Os dirigentes parecem estar mais ocupados nos seus jogos florais que acicatam ódios e legitimam os sociopatas que se escondem entre nós.

Os jogadores, mais preocupados, nesta altura do campeonato, com as reuniões no pós-jogo com os representantes dos clubes ingleses e espanhóis que se deslocaram ao estádio de alvalade.

O árbitro Artur Soares Dias, mais preocupado em apitar tudo o que se pareça remotamente com falta e em piscar os olhos nos momentos de assinalar penáltis ou de puxar do cartão, que é preciso é ter os ânimos sempre bem serenos. Cérebros bem oxigenados, pernas pouco fatigadas, e no final um empate apenas e só com os cartões que os próprios jogadores puxaram para si. Sem descompensações e sem grandes emoções, o espetáculo é paupérrimo mas o árbitro é um senhor.

E não me contive! Pela primeira vez desde que escrevo para o Record, falo em arbitragem.

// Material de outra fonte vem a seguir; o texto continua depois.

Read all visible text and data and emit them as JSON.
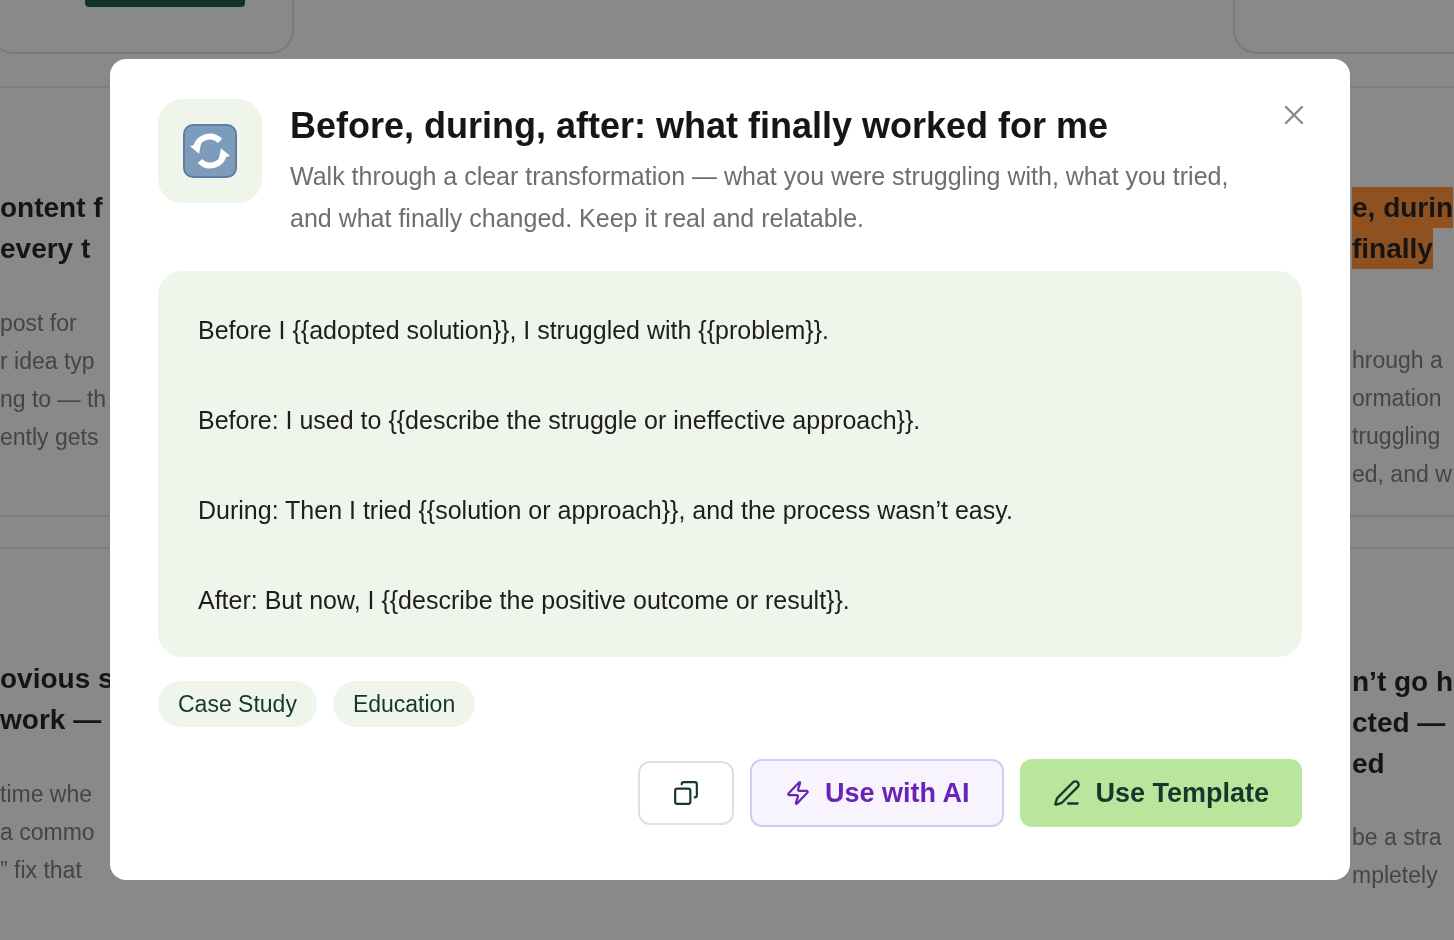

Mas não quero saber se foi penálti ou se merecia o cartão, o que eu queria ver, e creio que todos os clubes que enviaram emissários ao Alvalade XXI, era um jogo em que se deixasse jogar, em que as faltas fossem logo cobradas e as conversas com os jogadores acontecessem com o jogo a decorrer, em que os jogadores fossem continuamente postos à prova sem lugar a momentos para recuperar ânimos, fôlegos ou posição.

Estavam em Alvalade os maiores, e os mais ricos, clubes do Mundo! Uns apenas com olheiros, mas outros com diretores e administradores, outros ainda com agentes e fundos de investimento.

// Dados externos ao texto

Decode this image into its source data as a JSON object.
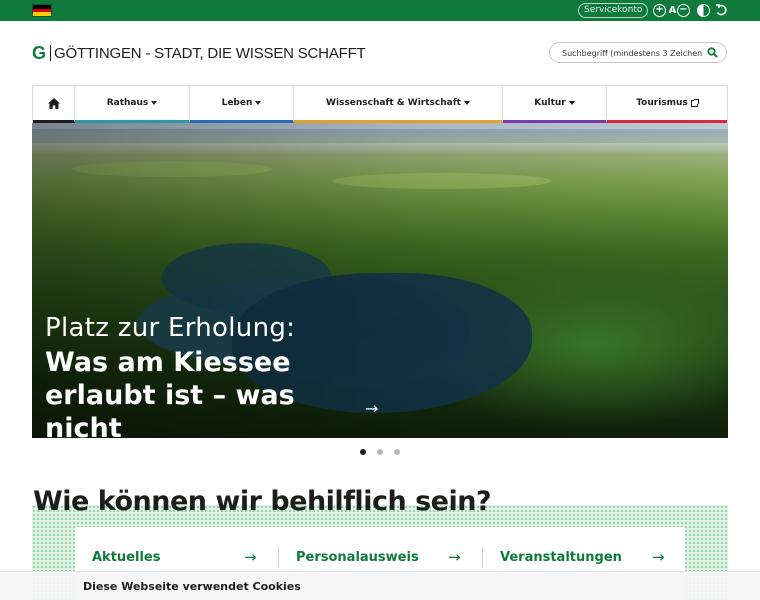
{
  "topbar": {
    "language": "Deutsch",
    "flag_colors": [
      "#000000",
      "#dd0000",
      "#ffce00"
    ],
    "servicekonto_label": "Servicekonto",
    "font_size_label": "A"
  },
  "header": {
    "logo_mark": "G",
    "logo_text": "GÖTTINGEN - STADT, DIE WISSEN SCHAFFT",
    "search_placeholder": "Suchbegriff (mindestens 3 Zeichen)"
  },
  "nav": {
    "items": [
      {
        "label": "",
        "type": "home",
        "color": "#1d1d1b"
      },
      {
        "label": "Rathaus",
        "type": "dropdown",
        "color": "#2b9aa5"
      },
      {
        "label": "Leben",
        "type": "dropdown",
        "color": "#2f6db1"
      },
      {
        "label": "Wissenschaft & Wirtschaft",
        "type": "dropdown",
        "color": "#e1a22a"
      },
      {
        "label": "Kultur",
        "type": "dropdown",
        "color": "#7a3aa8"
      },
      {
        "label": "Tourismus",
        "type": "external",
        "color": "#d8283a"
      }
    ]
  },
  "hero": {
    "kicker": "Platz zur Erholung:",
    "title": "Was am Kiessee erlaubt ist – was nicht",
    "arrow": "→",
    "slides": 3,
    "active_slide": 1
  },
  "help": {
    "title": "Wie können wir behilflich sein?",
    "links": [
      {
        "label": "Aktuelles"
      },
      {
        "label": "Personalausweis"
      },
      {
        "label": "Veranstaltungen"
      }
    ],
    "arrow": "→"
  },
  "cookie": {
    "text": "Diese Webseite verwendet Cookies"
  },
  "colors": {
    "brand_green": "#0f7a3c"
  }
}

Como avaliação geral podemos afirmar sem risco que:

1. O nosso campeonato saiu avaliado muito abaixo dos cinco grandes da Europa - Inglaterra, Alemanha, Espanha, Itália, França (por esta ordem).

2. Pela qualidade do dérbi, muitos passes errados, muitos erros não forçados, muitas paragens, poucos remates, todos os jogadores são avaliados pelo menos a 20% abaixo do seu verdadeiro potencial (exceção feita para Adrien e Pizzi).

3. Após um jogo tão mal jogado, todas as dúvidas sobre a capacidade competitiva de muitos dos jogadores em campo são legítimas.

4. Pela ausência de mercado interno, quer entre os grandes, quer porque os pequenos não têm capacidade aquisitiva, se o Benfica e o Sporting só têm isto para oferecer, vamos ali à Europa de Leste e aos Balcãs e já voltamos.

5. Pelo facto de os exercícios financeiros dos clubes estarem fortemente vinculados à obrigatoriedade de realização de receitas extraordinárias com a venda de jogadores, são presas fáceis à mesa das negociações.

O dérbi era o nosso cartão de visita e foi tão mal tratado, e tão mal trabalhado que a montra para o espetáculo que temos para vender só pode estar em saldos.

Espero estar profundamente enganado, mas estou em crer que os nossos clubes muito em breve vão sentir no bolso o que é serem quase só garganta.

O mundo do futebol mudou, mas a nossa liga ainda não.